Cette journée américaine s’annonçait brûlante et la dureté du soleil semblait vouloir écraser le souvenir même de ce qu’était l’humidité, ce qu’elle mettait de coton dans le ciel gris et de lueur sur la brique mouillée. Pour ne pas se laisser ainsi assécher, il s’appliqua à repenser le début de cette autre journée écoulée paresseusement dans un train silencieux qui filait vers le sud à travers la campagne écossaise toute roussie et brune par le passage de l’automne. Le visage posé au plus près du vitrage sur lequel la pluie courait en lignes obliques et rapides, il avait savouré de voir l’eau ainsi tenue à distance, pour un temps qu’il savait compté.
Ici l’air était sec et les couleurs s’en trouvaient presque abîmées, altérées comme elles l’étaient parfois dans les films qui se déroulaient aux Etats-Unis, ce qui lui laissait cette légère impression d’évoluer dans l’un de ceux qu’il aurait pu regarder. Bien qu’habitué, depuis quelques semaines qu’il voyageait, à les voir ainsi suspendus aux balcons et aux mâts des maisons américaines, la profusion des drapeaux lui fit penser à un défilé ou à quelque cérémonie nationale. Sans doute aussi l’animation de la rue qui tranchait avec le calme et le vide apparent des villes jusque-là traversées. De part et d’autre de la voie se trouvaient installés des étals de marché dont ceux de quelques vendeurs de légumes mais leurs bancs étaient si petits que cela semblait plutôt être la production issue d’un potager que celle d’une exploitation maraîchère. Sur la route qui lui avait fait traverser l’Indiana et l’Ohio il n’avait croisé que de grandes exploitations céréalières, dont il ne voyait que les champs et les silos, jamais les occupants et pas la moindre trace d’une culture légumière. Il y avait aussi un boulanger, qui proposait des pains à la mie dense et sucrée comme un gâteau et quelques femmes qui vendaient des ouvrages de crochets et de tricots. Il se demandait s’il ne voyait pas dans ce marché les premiers signes de la présence de la communauté Amish, dont il savait se rapprocher.

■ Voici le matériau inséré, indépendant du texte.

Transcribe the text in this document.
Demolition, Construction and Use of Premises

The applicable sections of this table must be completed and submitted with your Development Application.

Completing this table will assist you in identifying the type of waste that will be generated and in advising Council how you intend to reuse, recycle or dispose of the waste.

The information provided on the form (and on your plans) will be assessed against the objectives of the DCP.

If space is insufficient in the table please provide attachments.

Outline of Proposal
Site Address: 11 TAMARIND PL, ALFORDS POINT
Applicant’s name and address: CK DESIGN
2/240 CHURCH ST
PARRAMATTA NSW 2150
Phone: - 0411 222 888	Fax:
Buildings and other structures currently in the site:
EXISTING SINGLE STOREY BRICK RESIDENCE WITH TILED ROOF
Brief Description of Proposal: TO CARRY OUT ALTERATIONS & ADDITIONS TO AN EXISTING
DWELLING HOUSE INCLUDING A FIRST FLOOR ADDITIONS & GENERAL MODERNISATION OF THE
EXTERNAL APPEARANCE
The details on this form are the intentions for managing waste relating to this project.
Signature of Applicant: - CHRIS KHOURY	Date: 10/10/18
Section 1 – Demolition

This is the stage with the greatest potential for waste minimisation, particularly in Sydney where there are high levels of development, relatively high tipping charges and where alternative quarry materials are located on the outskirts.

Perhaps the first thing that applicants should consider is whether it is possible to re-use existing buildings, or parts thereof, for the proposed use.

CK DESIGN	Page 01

Il acheta à leurs stands de quoi se faire un repas, cherchant des yeux un peu d’ombrage. Il y avait peut-être un espace, à quelques mètres de lui, sous l’auvent de ce qui pouvait être un bar mais un homme s’y était installé avec sa guitare et il y chantait fort et faux. Quittant la rue principale il s’engagea au hasard dans l’une des rues perpendiculaires bordées de maisons. La trame de la ville était régulière, quadrillée avec précision, il croisait une nouvelle rue dès qu’il avait compté quatre maisons.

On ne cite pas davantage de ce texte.